The Falmouth police had been a little more courteous, a little less gruff to me this time around. My first round of questioning by them had been at the Wenlows’ kitchen table, a series of short, curt questions about Billy and his “habits,” appearance, and “mood” just before he'd disappeared. Since then, however, the adults involved in this investigation had taken a heightened interest in me, and now I sat at a conference table at the Falmouth P.D. with a cup of cocoa on my left, and a stack of Billy Dawber's notebooks on my right. There were also two officers with me, one at the table, and one leaning against a wall. Beside him on a low table sat the Wenlows’ home computer.
I looked up as Jake entered the room with another man, one I hadn't yet met.
"So this Herbie Sawyer,” the man said, extending his hand to me. “Jake's been filling me in about y
ou, young man."
As I shook the man's hand, whom Jake introduced as Captain Barrows, I got a crazy sensation that perhaps they were expecting too much of me. But I kept my mouth shut as Jake informed me that he had called the school, talked to the dean, and told him I'd be in later. “I also spoke to Mrs. Wenlow,” he added.

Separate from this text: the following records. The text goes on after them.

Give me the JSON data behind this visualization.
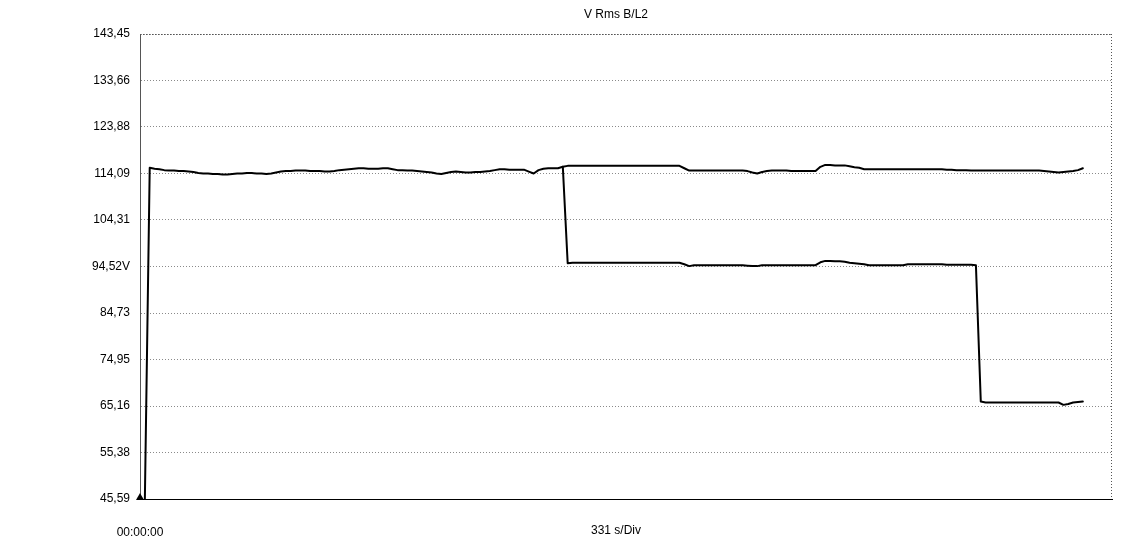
{
  "chart_data": {
    "type": "line",
    "title": "V Rms B/L2",
    "xlabel": "331 s/Div",
    "categories": [
      "00:00:00",
      null,
      null,
      null,
      null,
      null,
      null,
      null,
      null,
      null,
      null,
      null,
      null,
      null,
      null,
      null,
      null,
      null,
      null,
      null,
      null,
      null,
      null,
      null,
      null,
      null,
      null,
      null,
      null,
      null,
      null,
      null,
      null,
      null,
      null,
      null,
      null,
      null,
      null,
      null,
      null,
      null,
      null,
      null,
      null,
      null,
      null,
      null,
      null,
      null,
      null,
      null,
      null,
      null,
      null,
      null,
      null,
      null,
      null,
      null,
      null,
      null,
      null,
      null,
      null,
      null,
      null,
      null,
      null,
      null,
      null,
      null,
      null,
      null,
      null,
      null,
      null,
      null,
      null,
      null,
      null,
      null,
      null,
      null,
      null,
      null,
      null,
      null,
      null,
      null,
      null,
      null,
      null,
      null,
      null,
      null,
      null,
      null,
      null,
      null,
      null,
      null,
      null,
      null,
      null,
      null,
      null,
      null,
      null,
      null,
      null,
      null,
      null,
      null,
      null,
      null,
      null,
      null,
      null,
      null,
      null,
      null,
      null,
      null,
      null,
      null,
      null,
      null,
      null,
      null,
      null,
      null,
      null,
      null,
      null,
      null,
      null,
      null,
      null,
      null,
      null,
      null,
      null,
      null,
      null,
      null,
      null,
      null,
      null,
      null,
      null,
      null,
      null,
      null,
      null,
      null,
      null,
      null,
      null,
      null,
      null,
      null,
      null,
      null,
      null,
      null,
      null,
      null,
      null,
      null,
      null,
      null,
      null,
      null,
      null,
      null,
      null,
      null,
      null,
      null,
      null,
      null,
      null,
      null,
      null,
      null,
      null,
      null,
      null,
      null,
      null,
      null,
      null,
      null,
      null,
      null,
      null,
      null,
      null,
      null,
      null
    ],
    "ylim": [
      45.59,
      143.45
    ],
    "yticks": [
      {
        "value": 45.59,
        "label": "45,59"
      },
      {
        "value": 55.38,
        "label": "55,38"
      },
      {
        "value": 65.16,
        "label": "65,16"
      },
      {
        "value": 74.95,
        "label": "74,95"
      },
      {
        "value": 84.73,
        "label": "84,73"
      },
      {
        "value": 94.52,
        "label": "94,52V"
      },
      {
        "value": 104.31,
        "label": "104,31"
      },
      {
        "value": 114.09,
        "label": "114,09"
      },
      {
        "value": 123.88,
        "label": "123,88"
      },
      {
        "value": 133.66,
        "label": "133,66"
      },
      {
        "value": 143.45,
        "label": "143,45"
      }
    ],
    "series": [
      {
        "color": "#000000",
        "values": [
          null,
          45.6,
          115.3,
          115.1,
          115.0,
          114.8,
          114.7,
          114.7,
          114.6,
          114.6,
          114.5,
          114.4,
          114.2,
          114.1,
          114.1,
          114.0,
          114.0,
          113.9,
          113.9,
          114.0,
          114.1,
          114.1,
          114.2,
          114.2,
          114.1,
          114.1,
          114.0,
          114.1,
          114.3,
          114.5,
          114.6,
          114.6,
          114.7,
          114.7,
          114.7,
          114.6,
          114.6,
          114.6,
          114.5,
          114.5,
          114.6,
          114.8,
          114.9,
          115.0,
          115.1,
          115.2,
          115.2,
          115.1,
          115.1,
          115.1,
          115.2,
          115.2,
          115.0,
          114.8,
          114.8,
          114.7,
          114.7,
          114.6,
          114.5,
          114.4,
          114.3,
          114.1,
          114.0,
          114.2,
          114.4,
          114.5,
          114.4,
          114.3,
          114.3,
          114.4,
          114.4,
          114.5,
          114.6,
          114.8,
          115.0,
          115.0,
          114.9,
          114.9,
          114.9,
          114.9,
          114.5,
          114.1,
          114.8,
          115.1,
          115.2,
          115.2,
          115.2,
          115.5,
          115.7,
          115.7,
          115.7,
          115.7,
          115.7,
          115.7,
          115.7,
          115.7,
          115.7,
          115.7,
          115.7,
          115.7,
          115.7,
          115.7,
          115.7,
          115.7,
          115.7,
          115.7,
          115.7,
          115.7,
          115.7,
          115.7,
          115.7,
          115.7,
          115.2,
          114.7,
          114.7,
          114.7,
          114.7,
          114.7,
          114.7,
          114.7,
          114.7,
          114.7,
          114.7,
          114.7,
          114.7,
          114.6,
          114.3,
          114.1,
          114.4,
          114.6,
          114.7,
          114.7,
          114.7,
          114.7,
          114.6,
          114.6,
          114.6,
          114.6,
          114.6,
          114.6,
          115.5,
          115.9,
          115.9,
          115.8,
          115.8,
          115.8,
          115.6,
          115.4,
          115.3,
          115.0,
          115.0,
          115.0,
          115.0,
          115.0,
          115.0,
          115.0,
          115.0,
          115.0,
          115.0,
          115.0,
          115.0,
          115.0,
          115.0,
          115.0,
          115.0,
          115.0,
          114.9,
          114.9,
          114.8,
          114.8,
          114.8,
          114.7,
          114.7,
          114.7,
          114.7,
          114.7,
          114.7,
          114.7,
          114.7,
          114.7,
          114.7,
          114.7,
          114.7,
          114.7,
          114.7,
          114.7,
          114.6,
          114.5,
          114.4,
          114.3,
          114.4,
          114.5,
          114.6,
          114.8,
          115.2,
          null,
          null,
          null,
          null,
          null,
          null
        ]
      },
      {
        "color": "#000000",
        "values": [
          null,
          null,
          null,
          null,
          null,
          null,
          null,
          null,
          null,
          null,
          null,
          null,
          null,
          null,
          null,
          null,
          null,
          null,
          null,
          null,
          null,
          null,
          null,
          null,
          null,
          null,
          null,
          null,
          null,
          null,
          null,
          null,
          null,
          null,
          null,
          null,
          null,
          null,
          null,
          null,
          null,
          null,
          null,
          null,
          null,
          null,
          null,
          null,
          null,
          null,
          null,
          null,
          null,
          null,
          null,
          null,
          null,
          null,
          null,
          null,
          null,
          null,
          null,
          null,
          null,
          null,
          null,
          null,
          null,
          null,
          null,
          null,
          null,
          null,
          null,
          null,
          null,
          null,
          null,
          null,
          null,
          null,
          null,
          null,
          null,
          null,
          null,
          115.5,
          95.2,
          95.3,
          95.3,
          95.3,
          95.3,
          95.3,
          95.3,
          95.3,
          95.3,
          95.3,
          95.3,
          95.3,
          95.3,
          95.3,
          95.3,
          95.3,
          95.3,
          95.3,
          95.3,
          95.3,
          95.3,
          95.3,
          95.3,
          95.3,
          95.0,
          94.6,
          94.8,
          94.8,
          94.8,
          94.8,
          94.8,
          94.8,
          94.8,
          94.8,
          94.8,
          94.8,
          94.8,
          94.7,
          94.6,
          94.6,
          94.8,
          94.8,
          94.8,
          94.8,
          94.8,
          94.8,
          94.8,
          94.8,
          94.8,
          94.8,
          94.8,
          94.8,
          95.4,
          95.7,
          95.7,
          95.6,
          95.6,
          95.5,
          95.3,
          95.2,
          95.1,
          95.0,
          94.8,
          94.8,
          94.8,
          94.8,
          94.8,
          94.8,
          94.8,
          94.8,
          95.0,
          95.0,
          95.0,
          95.0,
          95.0,
          95.0,
          95.0,
          95.0,
          94.9,
          94.9,
          94.9,
          94.9,
          94.9,
          94.9,
          94.8,
          66.1,
          65.9,
          65.9,
          65.9,
          65.9,
          65.9,
          65.9,
          65.9,
          65.9,
          65.9,
          65.9,
          65.9,
          65.9,
          65.9,
          65.9,
          65.9,
          65.9,
          65.4,
          65.6,
          65.9,
          66.0,
          66.1,
          null,
          null,
          null,
          null,
          null,
          null
        ]
      }
    ],
    "grid": "y",
    "marker": "none",
    "line_style": "solid"
  }
}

I had nothing to say to that, just looked down at Billy Dawber's drawings. All through the math notebook—and only the math notebook—were a series of drawings that were unmistakably of jaguars—both kinds: animal and automobile. It seems that Billy had quite a fixation with them.
There was a short pause of almost awkward silence, then I looked up at the two men hovering over me and said, “Can I look at the PC now?"
* * * *
It was an interesting scenario that was building in my mind that morning. Billy had been gone almost a week. The last time we were together he had been doing his math, listening to me. Then Billy had gone online. Billy loved Jaguars. Billy loved math.
Mr. Earnshaw was his calculus teacher. Mr. Earnshaw owned a black Jaguar.
So what if Mr. Earnshaw knew of Billy's love of Jaguars? What if Mr. Earnshaw—never married and all the kids liked to gossip about that—had offered Billy a ride in his Jaguar?
I booted up the PC, adjusted the headset on my mp3 player, and rolled down the history logs.
Just outside the door a nervous police officer stood watch, looking in at me every now and then. Well I guess he was afraid I was going to mess things up, erase stuff, but if they had done their job right, they'd have made a copy of this whole hard drive...
Well, I hoped they knew what they were doing.
Anyhow, it was right there in the history: among the many URLs Billy, or someone in the Wenlow household, had visited in the days before Billy's disappearance was one for You-Talk, Vintage Motors, the Jaguar.